Un record d’observation de ces mammifères a été enregistré dans le Saint-Laurent l'été dernier par la station de recherche des îles Mingan. En tout, 129 individus différents ont été dénombrés au large de la Côte-Nord, de l’île d’Anticosti, en Gaspésie et dans l’estuaire du Saint-Laurent.  

Quatorze baleineaux ont été observés.  

Ces observations confirment une tendance à la hausse du nombre de baleines à bosse dans le Saint-Laurent.  

Le chercheur Richard Sears de la Station de recherche des îles Mingan rencontre régulièrement des troupeaux impressionnants de baleines à bosse.  

« C’est une très bonne nouvelle. Je me rappelle les premières fois que je voyais des rorquals à bosses à Mingan, on en voyait une poignée, peut-être 5 ou 6 pendant un été. Maintenant, on peut voir une dizaine de rorquals à bosses dans une journée."  

Le collaborateur de la station de recherche à Sept-Îles, Jacques Gélineau, a aussi observé cette forte tendance à la hausse: «on voit aussi les animaux juvéniles qui accompagnent les mères. C'est aussi une tendance qui se dessine à long terme. Le baby-boom se valide avec les observations qu'on fait en mer.»  

Partout sur la planète, les chercheurs constatent un rétablissement des baleines à bosses, autrefois chassées.  

L’abolition de cette pratique il y a 30 ans expliquerait la hausse des populations qui avaient été pratiquement décimées au 19e et 20e siècle.  

Des spécialistes estiment que 12 des 14 populations distinctes de baleines à bosse sur la planète compte plus de 2000 individus et certaines, plus de 20 000.  

Au cours des prochaines années, la station de recherche des îles Mingan continuera d’observer les tendances.
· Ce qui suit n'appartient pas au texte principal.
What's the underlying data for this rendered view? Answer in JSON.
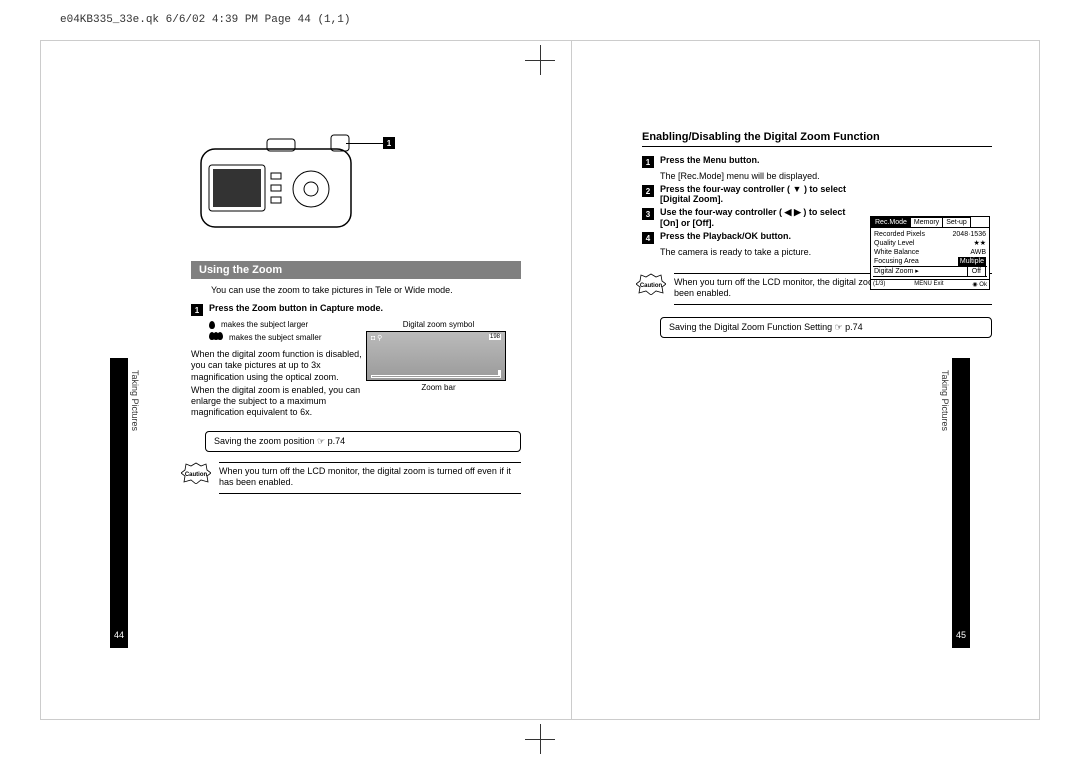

Par contre, il est probable que saison de recherche soit annulée en raison de la pandémie de COVID-19.  

« On n’a pas encore pris de décision finale. C’est fort possible qu’on ne sera pas sur le terrain», indique Richard Sears.  

Si la saison est annulée, la station de recherche pourra continuer de compter sur ses collaborateurs d’un peu partout au Québec afin d’avoir des nouvelles des baleines.